We’ve seen plenty of cool Wacom gear before, but this one is different- there is a smart pen and the folio itself serves as a transceiver, allowing you to use regular paper and then have your notes or drawings instantly, wirelessly transmitted to your device. Using the Spark app, you can edit your notes, save them to cloud storage services, play them back, or export them as JPGs or PDF files. There are battery limitations- about eight hours of life between charges- but that’s enough for just about the busiest day of writing that we can imagine. One thing you don’t need to worry much about is having your phone or tablet nearby at all times, since the Spark can save up to 100 pages of notes in memory between transfers.
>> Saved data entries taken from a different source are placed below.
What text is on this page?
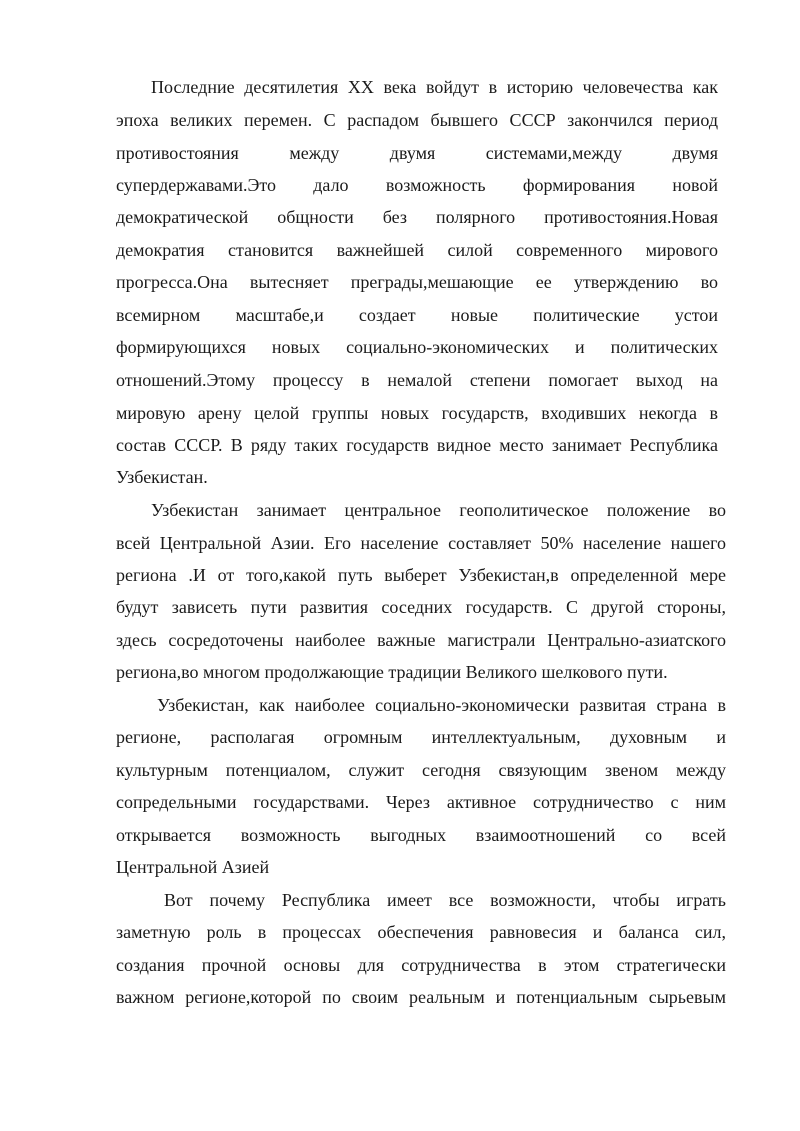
Последние десятилетия XX века войдут в историю человечества как
эпоха великих перемен. С распадом бывшего СССР закончился период
противостояния между двумя системами,между двумя
супердержавами.Это дало возможность формирования новой
демократической общности без полярного противостояния.Новая
демократия становится важнейшей силой современного мирового
прогресса.Она вытесняет преграды,мешающие ее утверждению во
всемирном масштабе,и создает новые политические устои
формирующихся новых социально-экономических и политических
отношений.Этому процессу в немалой степени помогает выход на
мировую арену целой группы новых государств, входивших некогда в
состав СССР. В ряду таких государств видное место занимает Республика
Узбекистан.
Узбекистан занимает центральное геополитическое положение во
всей Центральной Азии. Его население составляет 50% население нашего
региона .И от того,какой путь выберет Узбекистан,в определенной мере
будут зависеть пути развития соседних государств. С другой стороны,
здесь сосредоточены наиболее важные магистрали Центрально-азиатского
региона,во многом продолжающие традиции Великого шелкового пути.
Узбекистан, как наиболее социально-экономически развитая страна в
регионе, располагая огромным интеллектуальным, духовным и
культурным потенциалом, служит сегодня связующим звеном между
сопредельными государствами. Через активное сотрудничество с ним
открывается возможность выгодных взаимоотношений со всей
Центральной Азией
Вот почему Республика имеет все возможности, чтобы играть
заметную роль в процессах обеспечения равновесия и баланса сил,
создания прочной основы для сотрудничества в этом стратегически
важном регионе,которой по своим реальным и потенциальным сырьевым
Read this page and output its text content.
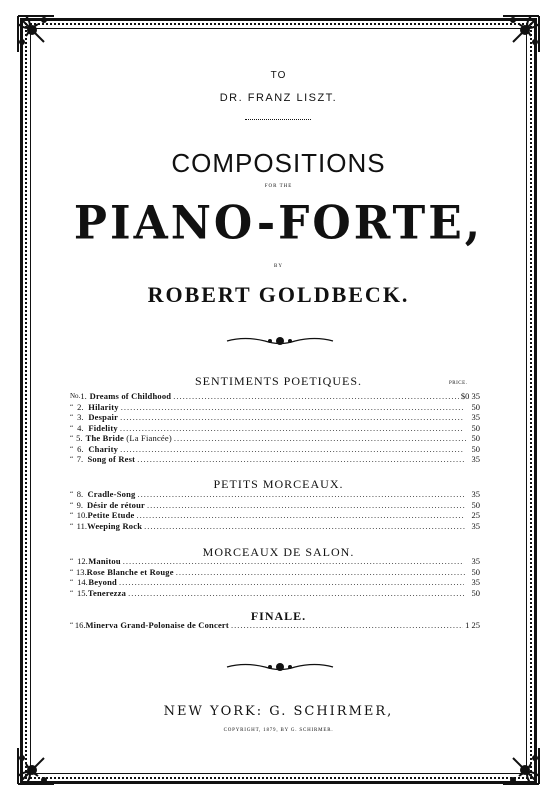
TO
DR. FRANZ LISZT.
COMPOSITIONS
FOR THE
PIANO-FORTE,
BY
ROBERT GOLDBECK.
SENTIMENTS POETIQUES.	PRICE.
No. 1. Dreams of Childhood .....	$0 35
“ 2. Hilarity .....	50
“ 3. Despair .....	35
“ 4. Fidelity .....	50
“ 5. The Bride (La Fiancée) .....	50
“ 6. Charity .....	50
“ 7. Song of Rest .....	35
PETITS MORCEAUX.
“ 8. Cradle-Song .....	35
“ 9. Désir de rétour .....	50
“ 10. Petite Etude .....	25
“ 11. Weeping Rock .....	35
MORCEAUX DE SALON.
“ 12. Manitou .....	35
“ 13. Rose Blanche et Rouge .....	50
“ 14. Beyond .....	35
“ 15. Tenerezza .....	50
FINALE.
“ 16. Minerva Grand-Polonaise de Concert .....	1 25
NEW YORK: G. SCHIRMER,
COPYRIGHT, 1879, BY G. SCHIRMER.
The last great note-taking improvement was the Livescribe system, but it requires special paper and has a pretty awkward pen. This pen is subtle and won’t attract attention, and the folio itself is well-built and feels great in the hand. On the flipside, this system won’t transcribe your notes, which is a definite downside but may not matter to you. Graphic designers might miss true pressure sensitivity but others will love the professionalism of the Spark. The only major flaw in the system that we noticed was that you’ll need to go to Wacom for their custom ink cartridges, though two extras were included. The Wacom Bamboo Spark is available now, online and in stores, for around $150.